Ferreri, who's learned well from mentors such as Michael Solomonov, George Sabatino at Aldine, and especially Joey Baldino at Zeppoli, is able to channel refined minimalism with his food, drawing layers of depth from his Sicilian-inspired menu which, like that mushroom pasta, often defies the appearance of simplicity.

The silky handmade folds of fazzoletti look plain but snap beneath a lemony orange glaze of a citrus sauce sparked with shaved bottarga roe. Toothy semolina gnocchi in spicy tomato sauce bump against nuggets of fried eggplant that melt away like creamy pats of nightshade butter. A tangle of spaghetti with cockles, so clean and oceanic, as well as an off-menu special of square-cut tonnarelli in a cacio e pepe sauce, amped by toasted black pepper, Pecorino, and nutty brown butter, were as good as any I've tasted in Philly.

The over-garlicked escarole Caesar at lunch was one of the few dishes I didn't love. In fact, the overcrowded and chaotic lunch hour is probably Res Ipsa's weakest service.

The prices at dinner, though, with entrées mostly in the low $20s (and half-portion pastas available for $13), are incredibly reasonable. But the $50 chef's tasting, coordinated deftly by charming manager Megan Andrews ("our secret weapon," says Akin) and her outgoing staff, is the best way to sample an array of what this kitchen can do.

Among the small-plate starters, don't miss the insalata verde, a lettuce-less salad where each morsel is a sign of spring - ramps, peas, fava beans, asparagus - magnified by a vinaigrette made from whey, a by-product of the house ricotta. A mound of fresh diced lamb tartare, lemony, minted, and crunchy with bits of pickled fennel stalks, is a beautiful homage to Zahav, sided with some clever risotto rice crackers that are a nod to Aldine. The plump Portuguese sardines, simply grilled and dabbed with olive oil and lemon, are a clear tribute to Zeppoli and perfect in their unfettered presentation - not unlike the rustic soup at lunch with heirloom Abruzzi beans, escarole, and ash-roasted garlic.

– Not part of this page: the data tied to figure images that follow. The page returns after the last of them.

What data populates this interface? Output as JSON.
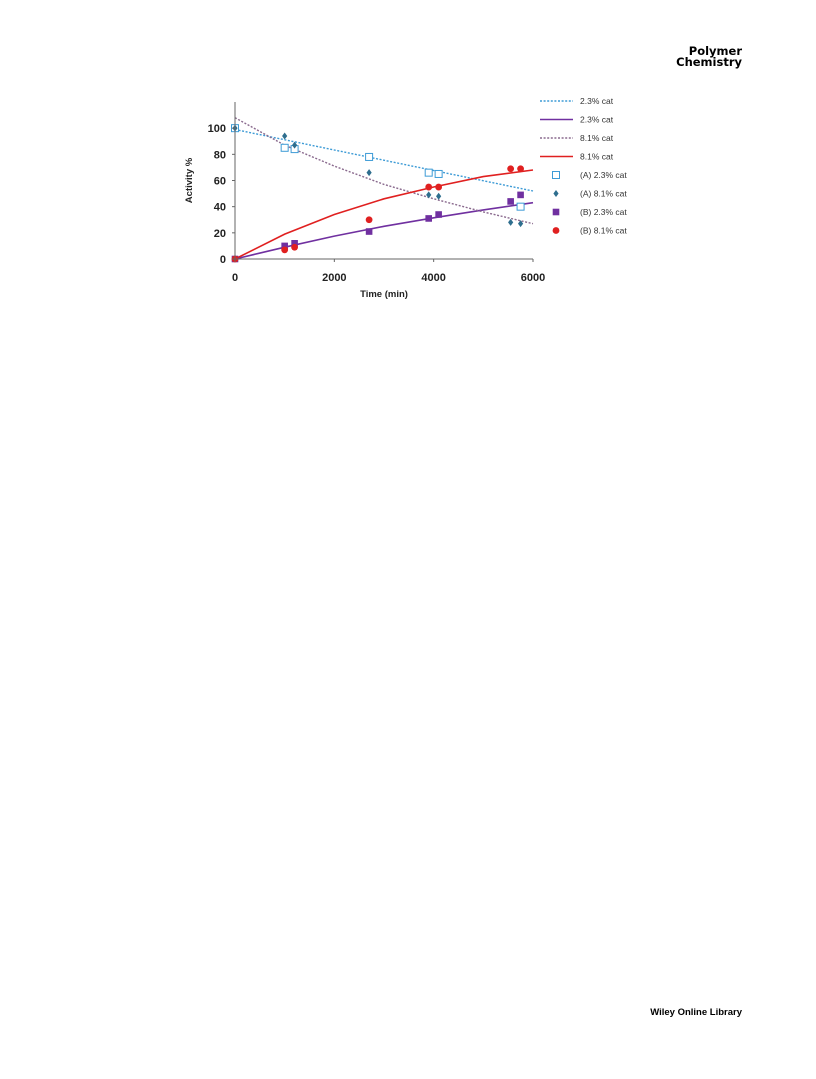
{
  "header": {
    "journal_line1": "Polymer",
    "journal_line2": "Chemistry"
  },
  "footer": {
    "publisher": "Wiley Online Library"
  },
  "chart_data": {
    "type": "scatter",
    "title": "",
    "xlabel": "Time (min)",
    "ylabel": "Activity %",
    "xlim": [
      0,
      6000
    ],
    "ylim": [
      0,
      120
    ],
    "x_ticks": [
      "0",
      "2000",
      "4000",
      "6000"
    ],
    "y_ticks": [
      "0",
      "20",
      "40",
      "60",
      "80",
      "100"
    ],
    "grid": false,
    "legend_position": "right",
    "legend": [
      "2.3% cat",
      "2.3% cat",
      "8.1% cat",
      "8.1% cat",
      "(A) 2.3% cat",
      "(A) 8.1% cat",
      "(B) 2.3% cat",
      "(B) 8.1% cat"
    ],
    "fit_lines": [
      {
        "legend_index": 0,
        "color": "#3d9bd6",
        "style": "dotted",
        "x": [
          0,
          6000
        ],
        "y": [
          99,
          52
        ]
      },
      {
        "legend_index": 1,
        "color": "#7030a0",
        "style": "solid",
        "x": [
          0,
          1000,
          2000,
          3000,
          4000,
          5000,
          6000
        ],
        "y": [
          0,
          9,
          17.5,
          25,
          31.5,
          37.5,
          43
        ]
      },
      {
        "legend_index": 2,
        "color": "#8a6a8e",
        "style": "dotted",
        "x": [
          0,
          1000,
          2000,
          3000,
          4000,
          5000,
          6000
        ],
        "y": [
          108,
          87,
          71,
          57,
          46,
          36,
          27
        ]
      },
      {
        "legend_index": 3,
        "color": "#e02020",
        "style": "solid",
        "x": [
          0,
          1000,
          2000,
          3000,
          4000,
          5000,
          6000
        ],
        "y": [
          0,
          19,
          34,
          46,
          55,
          63,
          68
        ]
      }
    ],
    "series": [
      {
        "legend_index": 4,
        "marker": "square-open",
        "color": "#3d9bd6",
        "x": [
          0,
          1000,
          1200,
          2700,
          3900,
          4100,
          5750
        ],
        "y": [
          100,
          85,
          84,
          78,
          66,
          65,
          40
        ]
      },
      {
        "legend_index": 5,
        "marker": "diamond",
        "color": "#2e6e8e",
        "x": [
          0,
          1000,
          1200,
          2700,
          3900,
          4100,
          5550,
          5750
        ],
        "y": [
          100,
          94,
          87,
          66,
          49,
          48,
          28,
          27
        ]
      },
      {
        "legend_index": 6,
        "marker": "square",
        "color": "#7030a0",
        "x": [
          0,
          1000,
          1200,
          2700,
          3900,
          4100,
          5550,
          5750
        ],
        "y": [
          0,
          10,
          12,
          21,
          31,
          34,
          44,
          49
        ]
      },
      {
        "legend_index": 7,
        "marker": "circle",
        "color": "#e02020",
        "x": [
          0,
          1000,
          1200,
          2700,
          3900,
          4100,
          5550,
          5750
        ],
        "y": [
          0,
          7,
          9,
          30,
          55,
          55,
          69,
          69
        ]
      }
    ]
  }
}
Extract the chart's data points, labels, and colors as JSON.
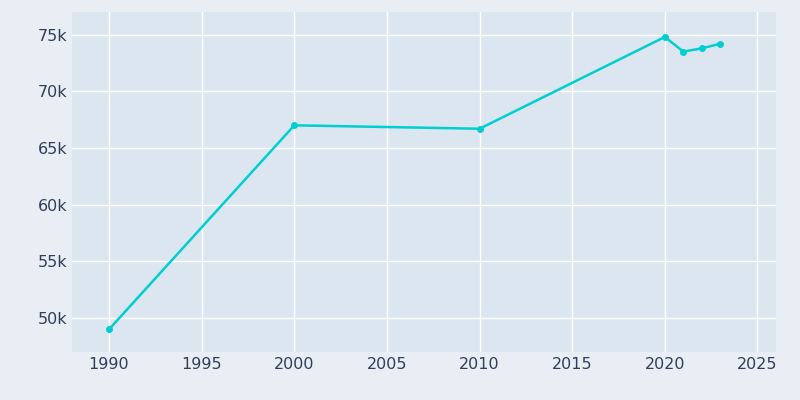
{
  "years": [
    1990,
    2000,
    2010,
    2020,
    2021,
    2022,
    2023
  ],
  "population": [
    49000,
    67000,
    66700,
    74800,
    73500,
    73800,
    74200
  ],
  "line_color": "#00CED1",
  "marker_color": "#00CED1",
  "bg_color": "#E8EEF4",
  "plot_bg_color": "#DCE6F0",
  "grid_color": "#FFFFFF",
  "tick_color": "#2F3E5B",
  "xlim": [
    1988,
    2026
  ],
  "ylim": [
    47000,
    77000
  ],
  "xticks": [
    1990,
    1995,
    2000,
    2005,
    2010,
    2015,
    2020,
    2025
  ],
  "yticks": [
    50000,
    55000,
    60000,
    65000,
    70000,
    75000
  ],
  "linewidth": 1.8,
  "markersize": 4,
  "tick_fontsize": 11.5
}
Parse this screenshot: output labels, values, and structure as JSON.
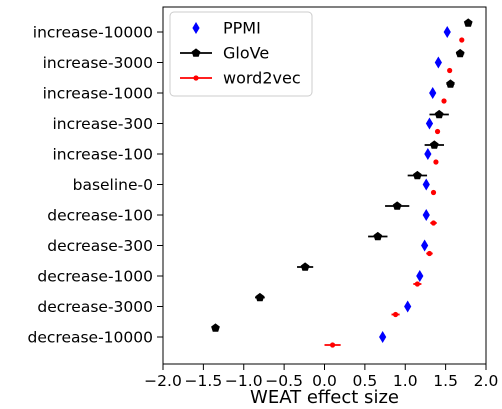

And yet, in this spare, bright space where every economy is decisive, Ferreri is expressing a culinary identity that is ultimately becoming his own. I taste it in the stellar vegetarian sandwich option for lunch - a thick round of clove-spiced fried eggplant on a house-baked bun with tomato jam that eats like a garden juice bomb. I taste it in the little touches, like the orange zest and piquant anchovy oil that elevate the deeply charred (yet still crunchy) cauliflower starter to another level - just when I thought Philly didn't need another cauliflower dish. Grilled broccolini basks in a warm vinaigrette that adds a meaty luster from rendered lamb bacon.

The large-format sharing dishes that culminate dinner also show this talent, finding nuances in familiar foods like chicken and whole fish. It starts with the stellar family-style sides - the amazingly crunchy potatoes roasted in smoky vegetable ash salt, a spicy long hot pepper, a quenching fennel-citrus salad, and peppery broccoli rabe. Then it's a matter of finesse and good taste, like choosing a sea-forward dorade (as opposed to the milder, more common branzino), stuffing it with herbs, and serving it deboned in all its moist glory, striped with salsa verde, along with its head and meaty collars splayed like wings flying off the side of the plate.

The whole chicken, meanwhile, has become a cliché of the modern restaurant, the perpetual object of upscale comfort refinements. But Res Ipsa's is already one of the city's best birds, salt-cured, then roasted upside down for maximum juiciness before a flip and finishing roast that turns its skin into a tawny crisp of poultry parchment. The deep-brown agrodolce sauce, fortified stock turned sweet and sour with sugar and vinegar, is every bit as irresistible as the "country sweet" wing sauce that inspired it from Ferreri's upbringing in Rochester, N.Y.

So many personal histories, enduring kitchen relationships, evolving demographics, and broader trends can go into the creation of yet another fashionable day part cafe-restaurant. And yet when almost every bite is so thoughtfully crafted, and the overall results so outweigh the expectations of a minimalist vanilla box of a room, a critic can only shrug, proclaim "Res Ipsa!" and suggest you go. The food at this little gem, in all its personalities and many parts, really does speak for itself.